XIII
ÓRDENES PARA EL INFIERNO
Nada más frecuente que tropezar por esas calles con un amigo que, tras la empuñada de manos y obligadas frases de saludo, nos dice: —Chico, órdenes para París.
—Feliz viaje, grata residencia por allá, que escribas en llegando, y pronto regreso. ¡Abur!
Pero lo que a nadie se le pasa por las nientes es que haya habido prójimo capaz de pedir órdenes para el infierno; y esto precisamente es lo que, comprobado con el testimonio de un cronista de convento, antójaseme hoy sacar á plaza.

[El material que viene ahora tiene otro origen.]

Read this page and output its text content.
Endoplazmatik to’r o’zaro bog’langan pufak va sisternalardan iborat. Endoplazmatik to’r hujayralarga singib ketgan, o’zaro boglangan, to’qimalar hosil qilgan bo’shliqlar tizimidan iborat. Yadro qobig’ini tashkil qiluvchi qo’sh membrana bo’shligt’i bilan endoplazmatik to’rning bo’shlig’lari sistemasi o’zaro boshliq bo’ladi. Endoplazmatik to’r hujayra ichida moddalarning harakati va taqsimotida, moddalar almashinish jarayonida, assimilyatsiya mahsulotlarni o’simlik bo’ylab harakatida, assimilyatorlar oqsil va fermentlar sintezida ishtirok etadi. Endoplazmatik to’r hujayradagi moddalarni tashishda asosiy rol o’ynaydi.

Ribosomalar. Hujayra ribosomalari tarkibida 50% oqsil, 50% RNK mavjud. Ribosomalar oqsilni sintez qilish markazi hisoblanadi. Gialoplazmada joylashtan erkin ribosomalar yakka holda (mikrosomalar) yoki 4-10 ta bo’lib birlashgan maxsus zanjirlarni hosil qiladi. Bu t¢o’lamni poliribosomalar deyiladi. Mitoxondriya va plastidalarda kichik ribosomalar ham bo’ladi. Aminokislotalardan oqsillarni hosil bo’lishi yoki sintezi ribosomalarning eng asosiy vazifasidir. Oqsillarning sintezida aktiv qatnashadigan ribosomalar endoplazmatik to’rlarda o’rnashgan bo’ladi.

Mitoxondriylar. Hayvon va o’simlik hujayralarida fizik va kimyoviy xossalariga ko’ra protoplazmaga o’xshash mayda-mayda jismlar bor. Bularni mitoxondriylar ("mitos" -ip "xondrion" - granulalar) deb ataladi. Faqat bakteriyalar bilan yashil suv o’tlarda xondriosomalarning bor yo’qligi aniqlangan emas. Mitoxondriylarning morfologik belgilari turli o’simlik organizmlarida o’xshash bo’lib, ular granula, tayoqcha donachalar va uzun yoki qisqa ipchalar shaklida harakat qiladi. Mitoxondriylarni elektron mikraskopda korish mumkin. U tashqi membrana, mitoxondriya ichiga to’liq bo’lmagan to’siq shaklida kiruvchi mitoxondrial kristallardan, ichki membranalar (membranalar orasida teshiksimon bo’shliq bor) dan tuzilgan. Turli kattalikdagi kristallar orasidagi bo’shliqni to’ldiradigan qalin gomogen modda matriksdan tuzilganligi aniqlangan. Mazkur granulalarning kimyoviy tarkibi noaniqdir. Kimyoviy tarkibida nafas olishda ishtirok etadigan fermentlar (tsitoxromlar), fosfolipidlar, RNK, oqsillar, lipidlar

D. Olegario Fernández era por los años de 1720 un honrado andaluz, vecino del Cuzco. Tesonero para el trabajo y ajeno á vicios, acosábale tan aviesa fortuna que, no embargante vivir echando el quilo de ocho á seis, maldito si medrar conseguía con la presteza que él deseara.
Pisto á pisto y gastando paciencia y fuerzas, llegó al cabo de años á ver juntos cinco mil duros. Creyendo con ellos asegurada su vejez, resolvió abandonar el Perú y trasladarse á España, con la firme decisión de dar descanso á sus huesos en el rincón de Andalucía donde naciera.
D. Olegario vió las dificultades que se le ofrecían para transportar hasta Lima y de allí á la metrópoli zurrones con moneda, y decidió comprar dos barras de plata.
Era la época en que los receptores del Cuzco, después de cobrada la contribución, acostumbraban remitir á Lima, convertido en barras, el sudor de los pobres indios contribuyentes. La remesa se hacía á lomo de mula tucumana y con crecida escolta de soldados.
El andaluz quiso aprovechar de la oportunidad, y entre las cuarenta mulas conductoras de barras marcadas con la R, inicial que indicaba ser ellas propiedad del real tesoro, iba la cargada con las dos barritas de Fernández.
Púsose la comitiva en viaje, y éste durante muchos días fue comple tamente próspero.
Una mañana dispusiéronse los conductores á pasar el peligroso puente del Apurimac, que á la sazón traía gran caudal de agua. El puente es de los conocidos con el nombre de colgantes y formado por palos y mimbres entretejidos.